측두엽간질에서 경막하 선형전극술: 반구간 전파 시간과 수술 예후와의 연관성
- Author(s)
- 김광덕; 조용원; 강봉구; 최종환; 손성일; 정두교; 이형; 임정근; 이상도; Kwang-Duk Kim; Yong-Won Cho; Bong-Gu Kang; Jong-Hwon Choi; Sung-Il Sohn; Doo-Kyo Jung; Hyung Lee; Jeong-Geun Lim; Sang-Doe Yi
- Keimyung Author(s)
- Cho, Yong Won; Sohn, Sung Il; Jung, Du Kyo; Lee, Hyung; Lim, Jeong Geun; Yi, Sang Do
- Department
- Dept. of Neurology (신경과학)
- Journal Title
- 대한신경과학회지
- Issued Date
- 2002
- Volume
- 20
- Issue
- 6
- Abstract
- Background : We evaluated whether the time required for a seizure to spread contralaterally, interhemispheric propagation time (IHSPT) could be related to post-surgical outcome in temporal lobectomy.

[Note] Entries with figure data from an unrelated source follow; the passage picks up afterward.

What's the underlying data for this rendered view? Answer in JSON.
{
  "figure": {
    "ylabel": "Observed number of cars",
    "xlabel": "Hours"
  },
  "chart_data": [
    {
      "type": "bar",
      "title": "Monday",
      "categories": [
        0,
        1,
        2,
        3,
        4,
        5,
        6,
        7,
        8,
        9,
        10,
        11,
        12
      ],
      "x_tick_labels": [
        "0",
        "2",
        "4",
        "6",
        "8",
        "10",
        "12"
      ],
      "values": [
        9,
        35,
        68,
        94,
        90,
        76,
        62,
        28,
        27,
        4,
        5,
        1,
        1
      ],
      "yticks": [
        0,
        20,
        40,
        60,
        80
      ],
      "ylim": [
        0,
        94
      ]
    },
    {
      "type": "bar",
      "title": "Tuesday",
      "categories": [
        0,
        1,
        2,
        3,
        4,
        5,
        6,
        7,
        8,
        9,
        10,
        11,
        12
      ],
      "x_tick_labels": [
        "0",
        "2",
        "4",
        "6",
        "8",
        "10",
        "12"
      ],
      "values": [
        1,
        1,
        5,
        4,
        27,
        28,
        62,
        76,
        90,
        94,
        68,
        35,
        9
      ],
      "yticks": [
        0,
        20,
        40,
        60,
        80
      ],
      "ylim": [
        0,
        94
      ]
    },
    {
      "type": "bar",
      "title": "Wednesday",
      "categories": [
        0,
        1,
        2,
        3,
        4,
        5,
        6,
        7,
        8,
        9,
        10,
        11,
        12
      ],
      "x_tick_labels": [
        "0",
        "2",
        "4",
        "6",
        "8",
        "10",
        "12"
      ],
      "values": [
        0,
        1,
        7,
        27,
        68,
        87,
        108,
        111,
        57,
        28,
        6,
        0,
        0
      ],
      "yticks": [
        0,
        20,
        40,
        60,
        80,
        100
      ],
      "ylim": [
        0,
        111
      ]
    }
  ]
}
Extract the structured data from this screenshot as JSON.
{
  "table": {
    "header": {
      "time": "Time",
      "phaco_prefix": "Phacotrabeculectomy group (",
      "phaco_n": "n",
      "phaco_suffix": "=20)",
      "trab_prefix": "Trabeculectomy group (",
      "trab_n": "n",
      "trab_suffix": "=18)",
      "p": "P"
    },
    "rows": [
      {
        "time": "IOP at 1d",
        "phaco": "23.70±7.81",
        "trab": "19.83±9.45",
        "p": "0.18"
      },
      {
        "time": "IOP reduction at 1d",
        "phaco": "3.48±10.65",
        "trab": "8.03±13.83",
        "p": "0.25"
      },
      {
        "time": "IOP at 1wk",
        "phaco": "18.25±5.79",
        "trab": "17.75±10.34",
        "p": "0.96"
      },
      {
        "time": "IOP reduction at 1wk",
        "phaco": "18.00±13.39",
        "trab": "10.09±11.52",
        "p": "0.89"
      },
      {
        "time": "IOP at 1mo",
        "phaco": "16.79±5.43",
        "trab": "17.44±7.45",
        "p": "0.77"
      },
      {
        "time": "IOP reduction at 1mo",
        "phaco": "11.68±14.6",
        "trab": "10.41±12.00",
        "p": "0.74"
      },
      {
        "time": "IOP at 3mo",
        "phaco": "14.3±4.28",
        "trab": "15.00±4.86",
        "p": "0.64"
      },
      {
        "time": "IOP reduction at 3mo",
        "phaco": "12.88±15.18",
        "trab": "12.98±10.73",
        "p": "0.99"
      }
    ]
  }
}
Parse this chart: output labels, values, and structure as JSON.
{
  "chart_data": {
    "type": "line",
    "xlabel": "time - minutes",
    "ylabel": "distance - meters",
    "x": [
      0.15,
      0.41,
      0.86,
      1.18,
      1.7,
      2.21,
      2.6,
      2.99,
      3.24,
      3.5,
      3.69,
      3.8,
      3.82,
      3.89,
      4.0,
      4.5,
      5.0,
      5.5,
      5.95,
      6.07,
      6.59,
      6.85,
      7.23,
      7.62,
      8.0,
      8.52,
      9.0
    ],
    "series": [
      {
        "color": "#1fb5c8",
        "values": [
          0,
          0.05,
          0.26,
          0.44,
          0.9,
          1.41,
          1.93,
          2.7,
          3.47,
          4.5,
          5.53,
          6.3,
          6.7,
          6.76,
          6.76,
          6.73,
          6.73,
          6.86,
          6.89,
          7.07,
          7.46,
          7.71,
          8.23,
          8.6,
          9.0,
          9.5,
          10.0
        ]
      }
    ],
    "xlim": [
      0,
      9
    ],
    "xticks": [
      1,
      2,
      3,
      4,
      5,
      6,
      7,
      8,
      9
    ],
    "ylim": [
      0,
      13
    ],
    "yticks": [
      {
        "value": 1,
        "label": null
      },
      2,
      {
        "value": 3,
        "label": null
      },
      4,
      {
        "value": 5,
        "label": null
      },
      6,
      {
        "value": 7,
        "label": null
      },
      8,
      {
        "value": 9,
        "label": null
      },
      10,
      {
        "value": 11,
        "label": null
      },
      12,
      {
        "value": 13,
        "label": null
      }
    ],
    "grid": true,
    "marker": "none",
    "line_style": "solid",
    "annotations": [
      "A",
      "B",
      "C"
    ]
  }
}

Methods : We performed a retrospective study of 28 patients. All patients had previously undergone a phase I presurgical evaluation including MRI and video-EEG monitoring with scalp and sphenoidal electrodes, which strongly suggested the diagnosis of mesial temporal lobe epilepsy, but proved inadequate to lateralize the epileptogenic zone. All patients performed the video-EEG monitoring with bilateral subdural strip electrodes on their basal and mesial temporal area and unilateral temporal lobectomy with a minimum of 1-year follow up postoperatively. IHSPT was divided into two categories, 0~5.0 seconds, 5.1 seconds or longer. Results : Sixteen patients (57.1%) were seizure free and 12 suffered persistent seizures. A prolonged IHSPT (> 5.0sec) significantly correlated with a favorable surgical outcome (P = 0.05). Hippocampal atrophy on MRI significantly correlated with prolonged IHSPT (P < 0.05). Conclusions : Our result suggests that hippocampal atrophy on MRI and IHSPT can predict the surgical outcome and may be used as the selection criteria of temporal lobectomy for patients with intractable temporal lobe epilepsy.